Five rare CNVs are strongly associated with schizophrenia, and three of them (16p11.2 duplications, 22q11.2 deletions, and NRXN1 exonic deletions) were observed here, along with duplications that are reciprocal to associated deletions of 1q21.1 and 15q13.3; there is some evidence for association of 1q21.1 duplications, but not for 15q13.3 duplications (7). The total frequency of these CNVs (excluding the 15q13.3 duplication) was similar to that observed in previously reported case samples. The family data provide several insights. First, the possibility of a de novo (nontransmitted) 22q11.2 deletion should not be ignored in multiply affected families—indeed, the prevalence of these deletions was similar to that reported in large samples with primarily nonfamilial cases (7).
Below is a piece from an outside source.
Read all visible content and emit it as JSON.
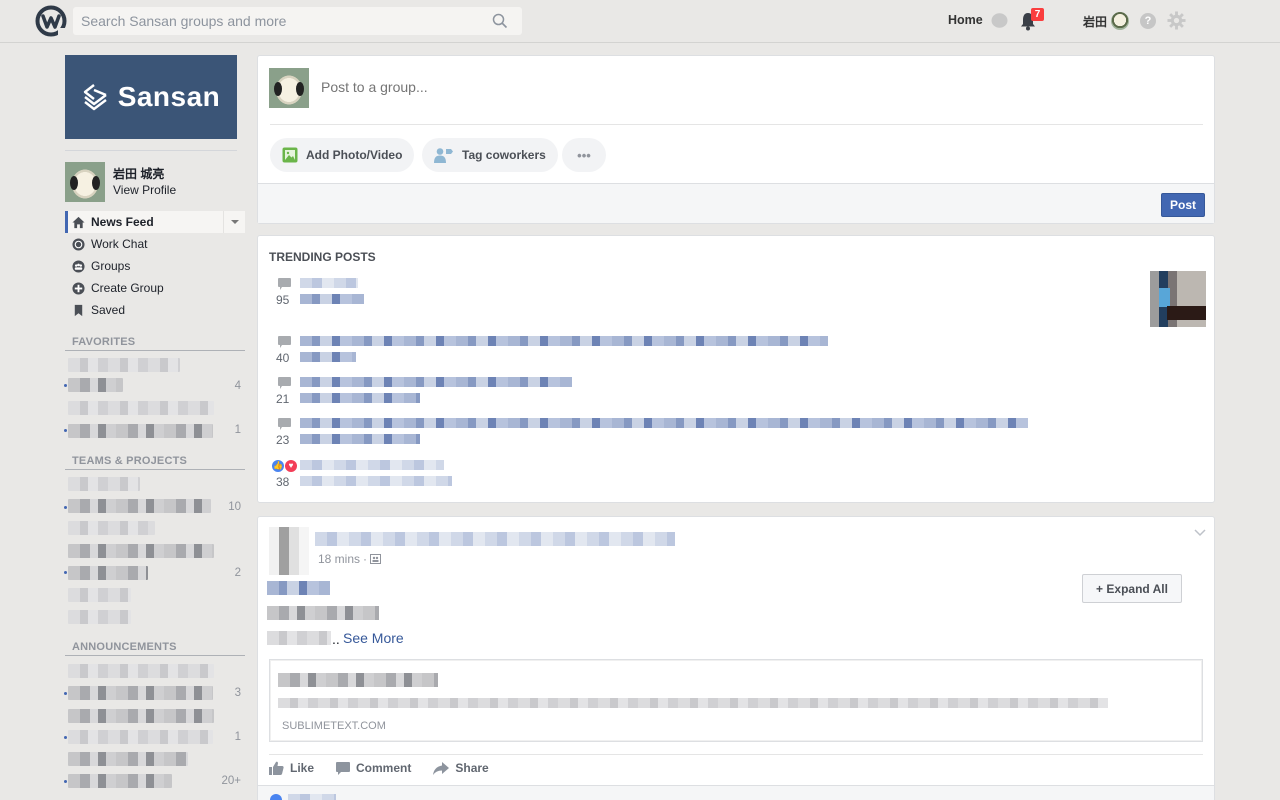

There must have been other genetic or nongenetic risk factors in these families, but it is not known whether their effects were limited to the siblings without a 22q11.2 deletion or whether they also influenced the emergence of the schizophrenia phenotype in the carrier, given that schizophrenia develops in only ∼30% of 22q11.2 carriers. Second, two transmitted CNVs (16p11.2 duplications and a NRXN1 deletion) failed to segregate perfectly with schizophrenia within the family, suggesting again that other risk factors were present.
This GWAS of multiply affected families produced significant support for a polygenic model that posits that multiple common SNPs confer part of the genetic risk of schizophrenia, with a significant overlap between common risk SNPs in multiply affected families and samples of unrelated case subjects. Significant association was not detected for any single SNP, which is consistent with the relatively small sample size, but for the most significant SNPs in the large PGC GWAS analysis, the direction of effect was the same in both samples for a significant excess of SNPs. Several of the “top SNPs” in the family study were in genes related to neurodevelopment, but no statistically significant evidence was observed for association of currently defined gene pathways. Rare CNVs were observed in regions with strong previously documented association with schizophrenia, but with variable patterns of segregation. This should serve as a reminder that we still know relatively little about the distribution of these CNVs in the entire population (e.g., in individuals with no or only mild cognitive problems) or about the reasons for the emergence of schizophrenia in only a minority of carriers, so great caution is required in genetic counseling and prediagnosis.
The authors are grateful to the many family members who participated in the studies that recruited these samples, to the many clinicians who assisted in their recruitment, and to the Schizophrenia Psychiatric GWAS Consortium for use of GWAS data for the polygenic score analysis.